Developing effective and efficient algorithms in MDO requires not only domain expertise but also in-depth knowledge of evolutionary algorithm design. We have presented a graph-based framework that identifies and clarifies the core concepts of MDO. It is intended to assist the domain expert in using MDO to solve optimization problems. It can also help in clarifying the critical factors for conducting reproducible experiments in MDO. We have used this framework to conduct a series of experiments on optimizing software modularization and release planning using the CRA, SCRUM, and NRP cases.

In particular, since our formal framework puts the focus on the specification of mutation operators, it facilitates impact analysis of the properties of operators. As a showcase, we consider the soundness and completeness of element mutation operator sets. Our experiments provide a first insight into the effects of these properties on the effectiveness and efficiency of evolutionary algorithms in MDO. We found that for a selection operator that strictly discriminates infeasible solutions, unsound mutation operators can slow down the optimization process as infeasible solutions are generated and discarded; moreover, unsound operators increase the probability of getting stuck in local optima. The performance of a set of incomplete mutation operators depends largely on which part of the search space becomes unreachable due to the incompleteness of the operator set. When (near) optimal solutions become unreachable, the effectiveness of the corresponding algorithm may suffer. On the other hand, ignoring parts of a search space that do not contain interesting solutions can speed up the optimization process. Since a search space also depends on the given problem instance, the effect of completeness may vary from instance to instance of the same optimization problem. Therefore, it can be very important to make an informed decision about the soundness and completeness of change operators.

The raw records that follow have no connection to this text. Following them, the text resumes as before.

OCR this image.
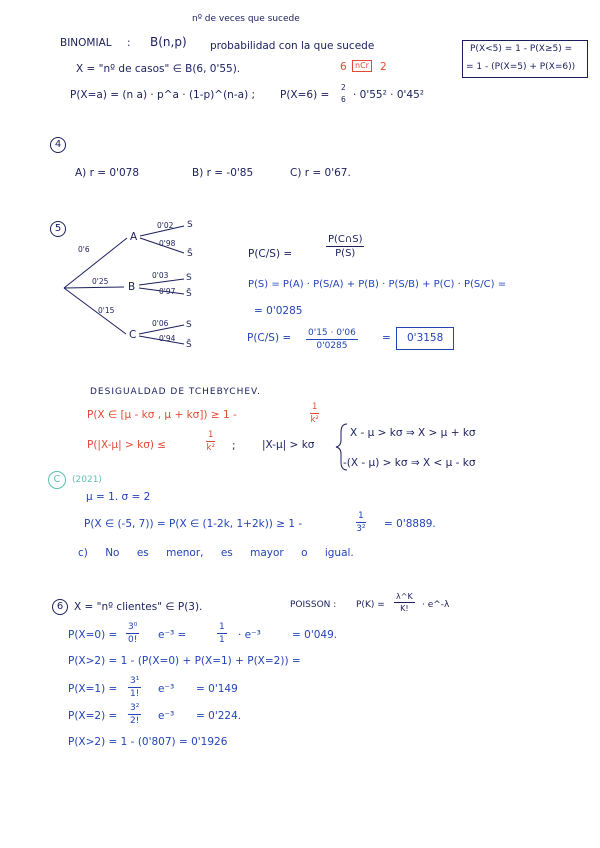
BINOMIAL : B(n,p)
nº de veces que sucede
probabilidad con la que sucede	P(X<5) = 1 - P(X≥5) =
= 1 - (P(X=5) + P(X=6))
X = "nº de casos" ∈ B(6, 0'55).	6	nCr 2
P(X=a) = (n a) · p^a · (1-p)^(n-a) ; P(X=6) =
2
6 · 0'55² · 0'45²
4
A) r = 0'078	B) r = -0'85	C) r = 0'67.
5
0'6
0'25
0'15
A
B
C
0'02
0'98
0'03
0'97
0'06
0'94
S
S̄
S
S̄
S
S̄
P(C/S) =	$\frac{P(C\cap S)}{P(S)}$
P(S) = P(A) · P(S/A) + P(B) · P(S/B) + P(C) · P(S/C) =
= 0'0285
$P(C/S) = \frac{0'15 \cdot 0'06}{0'0285}$ =	0'3158
DESIGUALDAD DE TCHEBYCHEV.
P(X ∈ [μ - kσ , μ + kσ]) ≥ 1 -	$\frac{1}{\text{k²}}$
P(|X-μ| > kσ) ≤	$\frac{1}{\text{k²}}$ ;	|X-μ| > kσ
X - μ > kσ ⇒ X > μ + kσ
-(X - μ) > kσ ⇒ X < μ - kσ
C	(2021)
μ = 1. σ = 2
P(X ∈ (-5, 7)) = P(X ∈ (1-2k, 1+2k)) ≥ 1 -	$\frac{1}{\text{3²}} = 0'8889$.
c) No es menor, es mayor o igual.
6	X = "nº clientes" ∈ P(3).	POISSON : $P(K) = \frac{\lambda\^{}K}{K!}$ · e^-λ
$P(X=0) = \frac{\text{3⁰}}{0!} e^{-3}$ =	$\frac{1}{1} \cdot e^{-3}$	= 0'049.
P(X>2) = 1 - (P(X=0) + P(X=1) + P(X=2)) =
$P(X=1) = \frac{\text{3¹}}{1!} e^{-3} = 0'149$
$P(X=2) = \frac{\text{3²}}{2!} e^{-3} = 0'224$.
P(X>2) = 1 - (0'807) = 0'1926
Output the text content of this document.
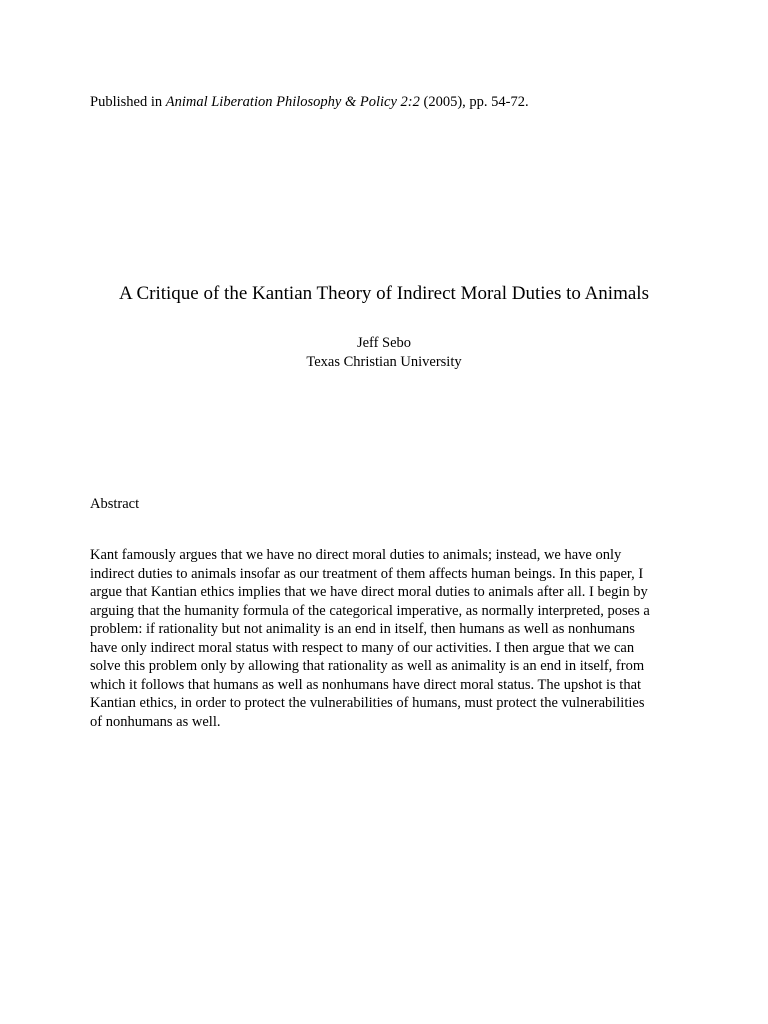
Published in Animal Liberation Philosophy & Policy 2:2 (2005), pp. 54-72.
A Critique of the Kantian Theory of Indirect Moral Duties to Animals
Jeff Sebo
Texas Christian University
Abstract
Kant famously argues that we have no direct moral duties to animals; instead, we have only
indirect duties to animals insofar as our treatment of them affects human beings. In this paper, I
argue that Kantian ethics implies that we have direct moral duties to animals after all. I begin by
arguing that the humanity formula of the categorical imperative, as normally interpreted, poses a
problem: if rationality but not animality is an end in itself, then humans as well as nonhumans
have only indirect moral status with respect to many of our activities. I then argue that we can
solve this problem only by allowing that rationality as well as animality is an end in itself, from
which it follows that humans as well as nonhumans have direct moral status. The upshot is that
Kantian ethics, in order to protect the vulnerabilities of humans, must protect the vulnerabilities
of nonhumans as well.
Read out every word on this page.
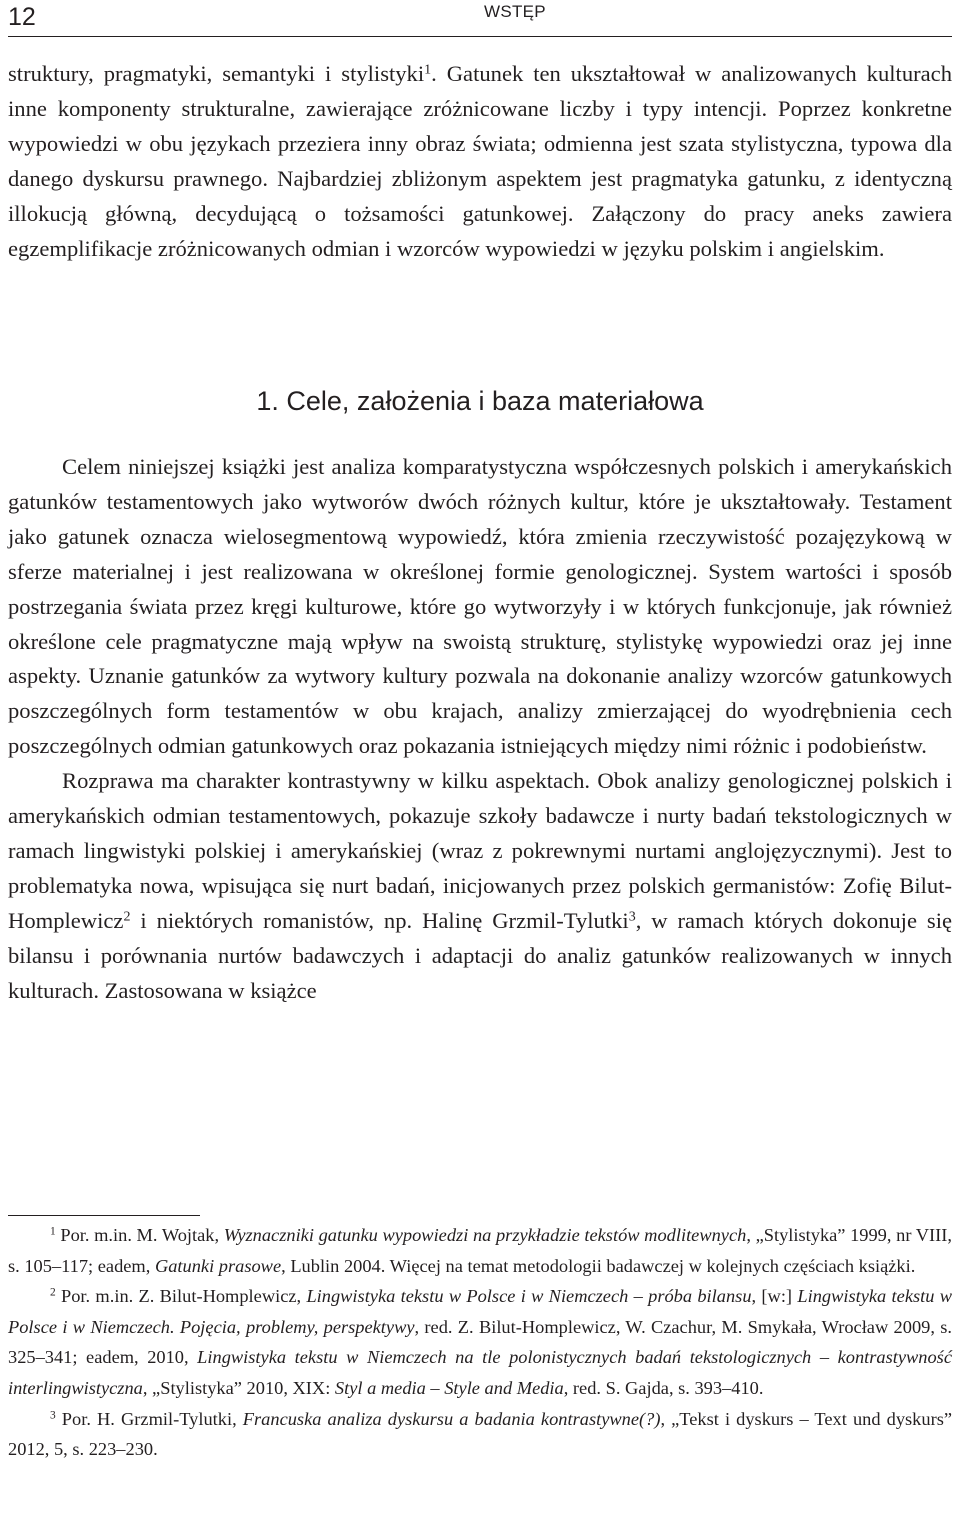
12	WSTĘP

struktury, pragmatyki, semantyki i stylistyki$^1$. Gatunek ten ukształtował w analizowanych kulturach inne komponenty strukturalne, zawierające zróżnicowane liczby i typy intencji. Poprzez konkretne wypowiedzi w obu językach przeziera inny obraz świata; odmienna jest szata stylistyczna, typowa dla danego dyskursu prawnego. Najbardziej zbliżonym aspektem jest pragmatyka gatunku, z identyczną illokucją główną, decydującą o tożsamości gatunkowej. Załączony do pracy aneks zawiera egzemplifikacje zróżnicowanych odmian i wzorców wypowiedzi w języku polskim i angielskim.

1. Cele, założenia i baza materiałowa

Celem niniejszej książki jest analiza komparatystyczna współczesnych polskich i amerykańskich gatunków testamentowych jako wytworów dwóch różnych kultur, które je ukształtowały. Testament jako gatunek oznacza wielosegmentową wypowiedź, która zmienia rzeczywistość pozajęzykową w sferze materialnej i jest realizowana w określonej formie genologicznej. System wartości i sposób postrzegania świata przez kręgi kulturowe, które go wytworzyły i w których funkcjonuje, jak również określone cele pragmatyczne mają wpływ na swoistą strukturę, stylistykę wypowiedzi oraz jej inne aspekty. Uznanie gatunków za wytwory kultury pozwala na dokonanie analizy wzorców gatunkowych poszczególnych form testamentów w obu krajach, analizy zmierzającej do wyodrębnienia cech poszczególnych odmian gatunkowych oraz pokazania istniejących między nimi różnic i podobieństw.

Rozprawa ma charakter kontrastywny w kilku aspektach. Obok analizy genologicznej polskich i amerykańskich odmian testamentowych, pokazuje szkoły badawcze i nurty badań tekstologicznych w ramach lingwistyki polskiej i amerykańskiej (wraz z pokrewnymi nurtami anglojęzycznymi). Jest to problematyka nowa, wpisująca się nurt badań, inicjowanych przez polskich germanistów: Zofię Bilut-Homplewicz$^2$ i niektórych romanistów, np. Halinę Grzmil-Tylutki$^3$, w ramach których dokonuje się bilansu i porównania nurtów badawczych i adaptacji do analiz gatunków realizowanych w innych kulturach. Zastosowana w książce

$^1$ Por. m.in. M. Wojtak, Wyznaczniki gatunku wypowiedzi na przykładzie tekstów modlitewnych, „Stylistyka” 1999, nr VIII, s. 105–117; eadem, Gatunki prasowe, Lublin 2004. Więcej na temat metodologii badawczej w kolejnych częściach książki.

$^2$ Por. m.in. Z. Bilut-Homplewicz, Lingwistyka tekstu w Polsce i w Niemczech – próba bilansu, [w:] Lingwistyka tekstu w Polsce i w Niemczech. Pojęcia, problemy, perspektywy, red. Z. Bilut-Homplewicz, W. Czachur, M. Smykała, Wrocław 2009, s. 325–341; eadem, 2010, Lingwistyka tekstu w Niemczech na tle polonistycznych badań tekstologicznych – kontrastywność interlingwistyczna, „Stylistyka” 2010, XIX: Styl a media – Style and Media, red. S. Gajda, s. 393–410.

$^3$ Por. H. Grzmil-Tylutki, Francuska analiza dyskursu a badania kontrastywne(?), „Tekst i dyskurs – Text und dyskurs” 2012, 5, s. 223–230.
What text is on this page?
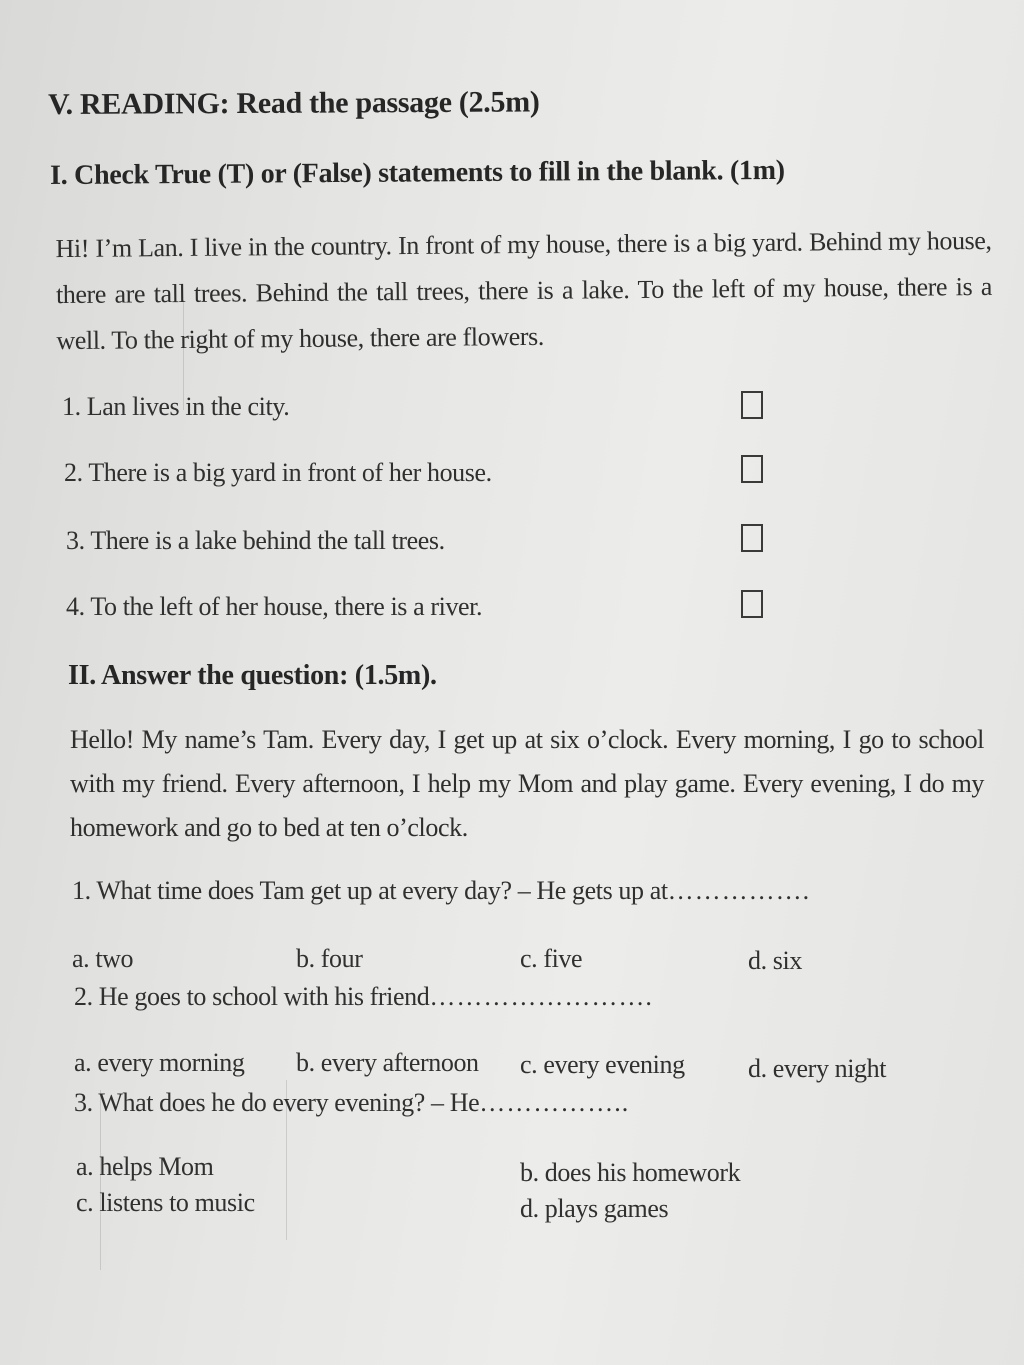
V. READING: Read the passage (2.5m)
I. Check True (T) or (False) statements to fill in the blank. (1m)
Hi! I’m Lan. I live in the country. In front of my house, there is a big yard. Behind my house, there are tall trees. Behind the tall trees, there is a lake. To the left of my house, there is a well. To the right of my house, there are flowers.
1. Lan lives in the city.
2. There is a big yard in front of her house.
3. There is a lake behind the tall trees.
4. To the left of her house, there is a river.
II. Answer the question: (1.5m).
Hello! My name’s Tam. Every day, I get up at six o’clock. Every morning, I go to school with my friend. Every afternoon, I help my Mom and play game. Every evening, I do my homework and go to bed at ten o’clock.
1. What time does Tam get up at every day? – He gets up at…………….
a. two	b. four	c. five	d. six
2. He goes to school with his friend…………………….
a. every morning b. every afternoon c. every evening d. every night
3. What does he do every evening? – He……………..
a. helps Mom	b. does his homework
c. listens to music	d. plays games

To confirm our observations, the task of future work is to consider other optimization problems and further vary the determining factors. More tool support for analyzing soundness and completeness would facilitate further experimentation. Investigating runtime verification techniques for analyzing soundness and completeness on the population level is also part of future work.

In addition, it is interesting to consider crossover (or breeding) operators for MDO and investigate the effects of soundness and completeness for these as well. In [60], we have taken a first step in this direction by defining a crossover operator for graph-like structures. It forms the formal basis for a crossover operator for EMF models; we present a first draft and implementation in [39]. Furthermore, in [61], we develop a (not yet implemented) approach to crossover on graphs that is sound with respect to multiplicity constraints. We intend to use these works to extend our framework to crossover operators and to extend our impact analysis of soundness and completeness also to evolutionary algorithms that use both mutation and crossover operators.

A fundamental design decision of our framework is to distinguish problem and solution parts in models: it can be advantageously used in the CRA, NRP, and SCRUM optimization problems that we have considered throughout the paper. There may also be optimization problems where the separation of problem and solution parts in models is not clear. For example, the Refactoring case [42, 55] starts from a class model and searches for an optimal refactoring sequence for that model; during evolution, all parts of the class model may change. This case would be specified in our framework with empty problem models. It is left to future work to investigate the consequences of this design decision.

Our graph-based framework is deliberately generic in terms of modeling languages and specification options for evolutionary algorithms. It is incumbent on future work to investigate how it relates to other existing optimization approaches based on graphs or models. This is particularly true for the evolution of graphs through graph programs by Atkinson et al. [5,6,7] and the rule-based approach to MDO [2, 11, 31].

Our long-term goal is to consolidate MDO so that it is well-suited for optimizations in complex problem domains such as those encountered in search-based software engineering and beyond.